Turning to positives, here’s Speaker Nancy Pelosi’s evaluation:
“The agreement includes over $284 billion for first and second forgivable PPP loans, expanded PPP eligibility for nonprofits and local newspapers, TV and radio broadcasters, key modifications to PPP to serve the smallest businesses and struggling nonprofits and better assist independent restaurants, and includes $15 billion in dedicated funding for live venues, independent movie theaters, and cultural institutions.”
$167.5 million for both the National Endowment for the Arts and National Endowment for the Humanities (a $5.25 million increase each from FY 2020 funding levels) and significant waivers
$257 million for the Institute of Museum and Library Services (IMLS).
$15 million additional to IMLS for a grant program to support American Latino Museums across the country
Authorization for the Smithsonian Institution to build and support two new museums on or near the National Mall in Washington, DC: the National Museum of the American Latino and a National Museum of Women’s History
$475 million for the Corporation for Public Broadcasting
$30.5 million (an increase of $500,000) for the federal Arts in Education grant program
Local responses in the SF Bay Area have been summed up by the SF Symphony:
Spearheaded by Speaker Nancy Pelosi, Leader Charles Schumer, Senator John Cornyn, House Small Business Committee Chair Nydia Velazquez, and Senate Small Business Committee Chair Marco Rubio, the current relief bill incorporates specific relief opportunities for performing arts and culture venues, supporting the recovery and survival of the nation’s arts and culture sector by incorporating eligibility for nonprofits in broader relief programs and promoting enhanced charitable giving through 2021.
The San Francisco Arts Alliance was proud to play a part in supporting the work of Speaker Nancy Pelosi and House Small Business Committee Chair Nydia Velazquez and their teams in ensuring support for the broadest swath of nonprofit arts and culture organizations through the inclusion of the Save our Stages (SOS) bill and the additional opportunity for the Payroll Protection Program (PPP).

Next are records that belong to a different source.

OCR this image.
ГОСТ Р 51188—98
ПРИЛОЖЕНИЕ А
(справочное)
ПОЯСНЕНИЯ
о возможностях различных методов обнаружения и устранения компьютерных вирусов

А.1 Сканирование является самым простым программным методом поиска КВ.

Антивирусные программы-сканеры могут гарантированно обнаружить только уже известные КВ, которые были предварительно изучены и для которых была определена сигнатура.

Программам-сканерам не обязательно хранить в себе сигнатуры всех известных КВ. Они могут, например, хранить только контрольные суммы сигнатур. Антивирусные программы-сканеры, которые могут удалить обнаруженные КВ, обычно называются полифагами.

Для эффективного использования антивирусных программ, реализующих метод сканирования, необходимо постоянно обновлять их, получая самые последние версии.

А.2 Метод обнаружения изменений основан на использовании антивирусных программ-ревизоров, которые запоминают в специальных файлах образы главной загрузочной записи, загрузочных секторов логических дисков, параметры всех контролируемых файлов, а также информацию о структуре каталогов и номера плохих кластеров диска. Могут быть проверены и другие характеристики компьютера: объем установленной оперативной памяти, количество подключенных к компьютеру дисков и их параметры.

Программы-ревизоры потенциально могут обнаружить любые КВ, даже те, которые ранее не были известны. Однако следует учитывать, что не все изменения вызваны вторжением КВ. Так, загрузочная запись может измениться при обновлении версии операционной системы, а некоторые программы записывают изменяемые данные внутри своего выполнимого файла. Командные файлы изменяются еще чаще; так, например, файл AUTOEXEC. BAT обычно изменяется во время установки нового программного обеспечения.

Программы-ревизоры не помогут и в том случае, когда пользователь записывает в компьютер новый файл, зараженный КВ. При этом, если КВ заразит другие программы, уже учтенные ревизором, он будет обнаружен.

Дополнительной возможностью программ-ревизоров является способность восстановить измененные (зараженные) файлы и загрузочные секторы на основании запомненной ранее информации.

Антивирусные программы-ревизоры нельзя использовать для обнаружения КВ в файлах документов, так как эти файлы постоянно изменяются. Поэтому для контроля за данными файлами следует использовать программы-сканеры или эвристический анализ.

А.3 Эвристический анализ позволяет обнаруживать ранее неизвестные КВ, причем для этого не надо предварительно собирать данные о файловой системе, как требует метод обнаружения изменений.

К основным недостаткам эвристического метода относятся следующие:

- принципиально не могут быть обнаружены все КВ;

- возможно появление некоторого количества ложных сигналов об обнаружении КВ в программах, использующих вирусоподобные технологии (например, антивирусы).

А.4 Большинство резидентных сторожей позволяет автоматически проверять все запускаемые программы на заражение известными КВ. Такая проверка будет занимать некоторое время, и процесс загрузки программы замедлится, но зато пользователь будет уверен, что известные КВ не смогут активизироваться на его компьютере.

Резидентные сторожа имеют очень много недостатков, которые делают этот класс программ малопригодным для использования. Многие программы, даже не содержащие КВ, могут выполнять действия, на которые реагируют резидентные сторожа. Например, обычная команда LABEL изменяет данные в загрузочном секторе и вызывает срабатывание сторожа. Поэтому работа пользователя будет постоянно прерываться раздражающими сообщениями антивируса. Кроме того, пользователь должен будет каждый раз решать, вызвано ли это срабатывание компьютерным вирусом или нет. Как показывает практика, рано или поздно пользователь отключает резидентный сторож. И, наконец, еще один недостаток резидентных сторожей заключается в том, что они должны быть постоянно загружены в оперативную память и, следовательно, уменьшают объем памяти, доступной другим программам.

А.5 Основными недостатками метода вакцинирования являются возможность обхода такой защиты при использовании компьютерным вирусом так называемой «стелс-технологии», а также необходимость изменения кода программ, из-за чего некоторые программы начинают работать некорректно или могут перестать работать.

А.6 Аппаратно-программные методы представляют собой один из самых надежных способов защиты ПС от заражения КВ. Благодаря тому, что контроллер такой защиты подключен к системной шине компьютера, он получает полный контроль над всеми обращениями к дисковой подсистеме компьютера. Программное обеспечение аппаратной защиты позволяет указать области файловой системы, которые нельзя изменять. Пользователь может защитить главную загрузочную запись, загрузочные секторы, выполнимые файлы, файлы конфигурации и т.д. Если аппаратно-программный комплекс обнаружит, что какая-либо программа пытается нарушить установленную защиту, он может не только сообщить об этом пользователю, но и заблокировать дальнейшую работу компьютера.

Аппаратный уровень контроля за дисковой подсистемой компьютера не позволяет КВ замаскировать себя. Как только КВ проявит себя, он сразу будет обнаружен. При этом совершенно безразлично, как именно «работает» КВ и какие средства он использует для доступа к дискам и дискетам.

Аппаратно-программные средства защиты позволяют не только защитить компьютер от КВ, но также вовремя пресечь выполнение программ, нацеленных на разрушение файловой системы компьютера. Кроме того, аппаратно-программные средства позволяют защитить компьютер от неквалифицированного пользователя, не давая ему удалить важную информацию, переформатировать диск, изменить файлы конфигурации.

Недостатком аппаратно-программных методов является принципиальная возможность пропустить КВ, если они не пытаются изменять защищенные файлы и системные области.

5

“The arts and culture sector is an essential vehicle for healing and for driving the equitable and sustainable recovery and regeneration of communities across the nation,” said Deborah Cullinan, co-chair of the San Francisco Arts Alliance and CEO of Yerba Buena Center for the Arts.
“As we evolve the ways we bring joy, inspiration, and healing into our hard-hit communities, it is only by working hand-in-hand with our elected officials and policymakers on the federal, state, and local level that we will be able to support our nation’s creative workforce in service of the health and wellbeing of our communities.”
At SF Opera, General Director Matthew Shilvock (also co-chair of the SF Arts Alliance) said:
As we move into 2021 and the roll-out of the vaccine, it is our fervent hope that arts and culture organizations will be able to reconnect communities through a return to cultural gatherings. This relief bill supports the broad arts and culture sector in a number of important ways, both in sustaining our arts workers and organizations, and in ensuring greater equity of public access to digital artistic offerings through expanded broadband access. We are deeply grateful for this affirmative expression of support for the arts from Congress; it is critical to bringing back the arts and rebuilding our communities.”
Supporters of the legislation have been citing these statistics: contributing more than $877.8 billion to the nation’s economy in 2017, the arts and culture sector is an economic engine that directly employs more than 5 million workers nationwide. The current losses sustained by the arts and culture sector throughout the nation as a result of the COVID-19 pandemic have reached a staggering $14.6 billion by now.